The limitations of our study are that only the effect of perforator dissection on skin perfusion within a hemi-DIEP flap was evaluated. However, a previous study using DIRT reported on the perfusion dynamics of DIEP flaps and SIEA flaps across the midline.[27] Another limitation of our study is that ICG-FA and DIRT provide information on skin perfusion and less on perfusion of the subcutaneous tissue, which is important for evaluation of fat necrosis. The branching network and associated fluorescence spots, as well as the pattern of associated hotspots on IRT provide some information on subcutaneous perfusion.
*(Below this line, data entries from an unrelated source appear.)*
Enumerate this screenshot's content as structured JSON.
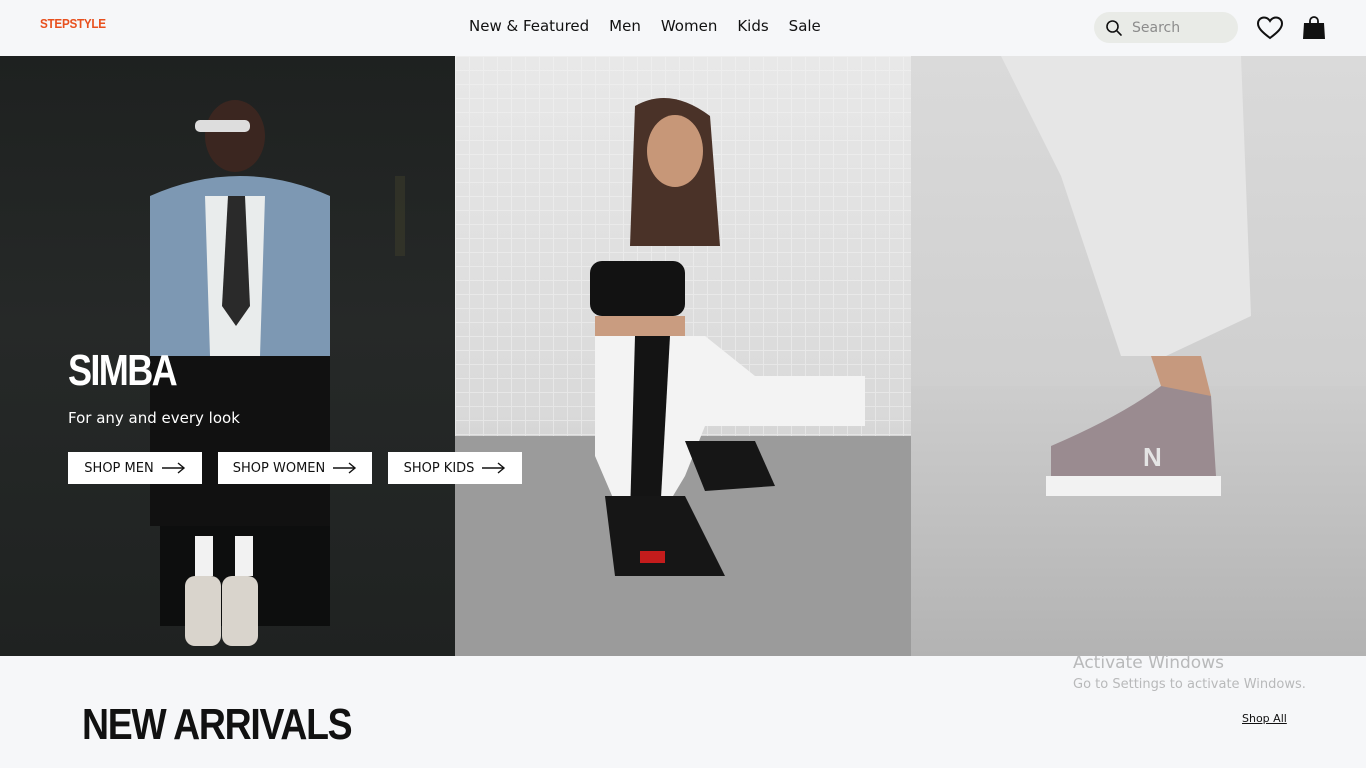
{
  "header": {
    "logo": "STEPSTYLE",
    "nav": [
      "New & Featured",
      "Men",
      "Women",
      "Kids",
      "Sale"
    ],
    "search_placeholder": "Search",
    "icons": {
      "search": "search-icon",
      "wishlist": "heart-icon",
      "cart": "shopping-bag-icon"
    }
  },
  "hero": {
    "title": "SIMBA",
    "subtitle": "For any and every look",
    "buttons": [
      "SHOP MEN",
      "SHOP WOMEN",
      "SHOP KIDS"
    ],
    "button_icon": "arrow-right-icon"
  },
  "arrivals": {
    "heading": "NEW ARRIVALS",
    "shop_all": "Shop All"
  },
  "watermark": {
    "title": "Activate Windows",
    "subtitle": "Go to Settings to activate Windows."
  },
  "colors": {
    "brand": "#e8501e",
    "background": "#f6f7f9",
    "search_bg": "#e9ebe7"
  }
}
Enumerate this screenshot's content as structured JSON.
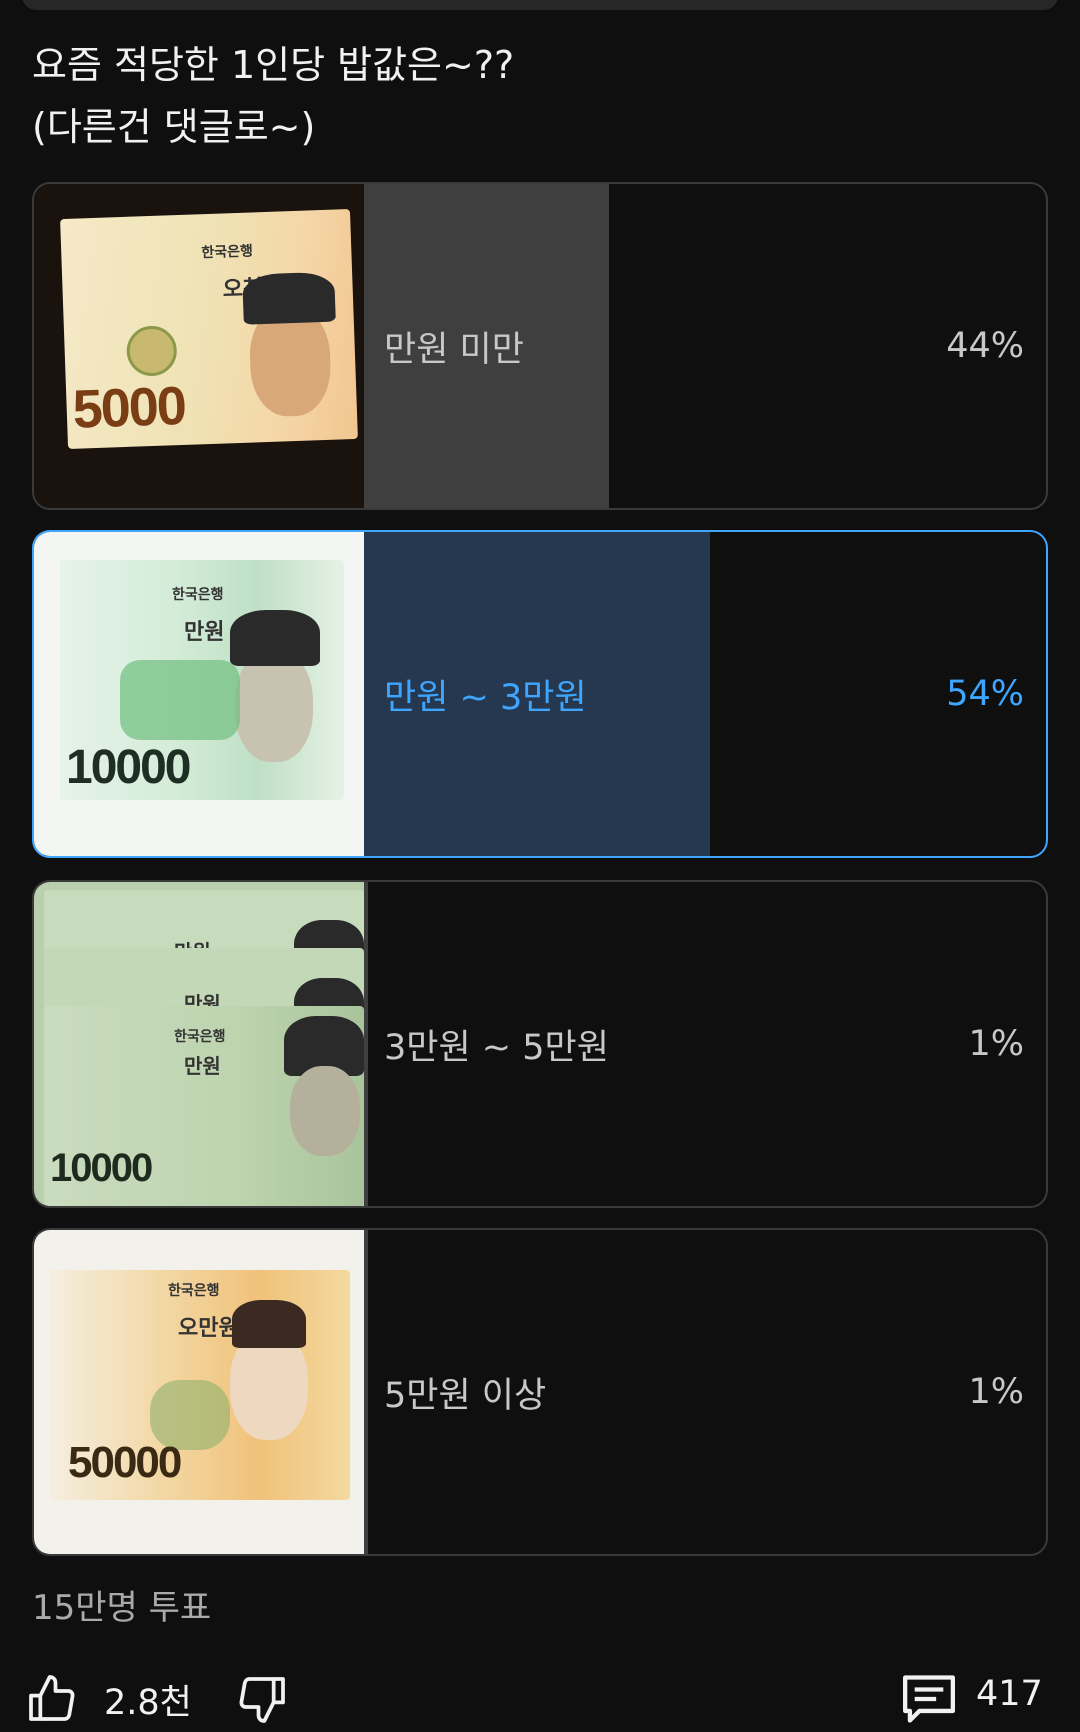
{
  "poll": {
    "question_line1": "요즘 적당한 1인당 밥값은~??",
    "question_line2": "(다른건 댓글로~)",
    "options": [
      {
        "label": "만원 미만",
        "percent_text": "44%",
        "percent": 44,
        "selected": false
      },
      {
        "label": "만원 ~ 3만원",
        "percent_text": "54%",
        "percent": 54,
        "selected": true
      },
      {
        "label": "3만원 ~ 5만원",
        "percent_text": "1%",
        "percent": 1,
        "selected": false
      },
      {
        "label": "5만원 이상",
        "percent_text": "1%",
        "percent": 1,
        "selected": false
      }
    ],
    "vote_count": "15만명 투표"
  },
  "notes": {
    "note1": {
      "name": "오천원",
      "number": "5000",
      "bank": "한국은행"
    },
    "note2": {
      "name": "만원",
      "number": "10000",
      "bank": "한국은행"
    },
    "note3": {
      "name": "만원",
      "number": "10000",
      "bank": "한국은행"
    },
    "note4": {
      "name": "오만원",
      "number": "50000",
      "bank": "한국은행"
    }
  },
  "actions": {
    "like_count": "2.8천",
    "comment_count": "417"
  },
  "colors": {
    "accent": "#3ea6ff",
    "bar": "#3f3f3f",
    "bar_selected": "#263850",
    "background": "#0f0f0f"
  },
  "icons": [
    "thumbs-up-icon",
    "thumbs-down-icon",
    "comment-icon"
  ]
}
Previous studies have reported significantly lower incidence of fat necrosis and partial necrosis in a DIEP flap when ICG-FA was applied for deciding safe tissue margins.[7,31,32]

CONCLUSIONS

Perforator dissection causes dynamic changes in perforasome perfusion in a hemi-DIEP flap. These changes cannot be registered by clinical signs as skin color inspection. ICG-FA and IRT can provide the surgeon valuable information during surgery on the flow characteristics and the perforasome territory of the selected perforator after dissection, as long as the limitation and strength of both dynamic imaging tools are taken into consideration. Our study shows that evaluation of flap perfusion with the direct method ICG-FA and the indirect method IRT produce comparable and reproducible results.

ACKNOWLEDGMENTS

Experimental procedures involving human participants were in accordance with ethical principles of the 1964 Helsinki declaration with its later amendments or comparable ethical standards. The experimental protocol was approved by Regional Committee for Medical and Health Research Ethics (REK Nord - approval ref.: 2017/1641). Written informed consent was obtained from all individuals participating in the study.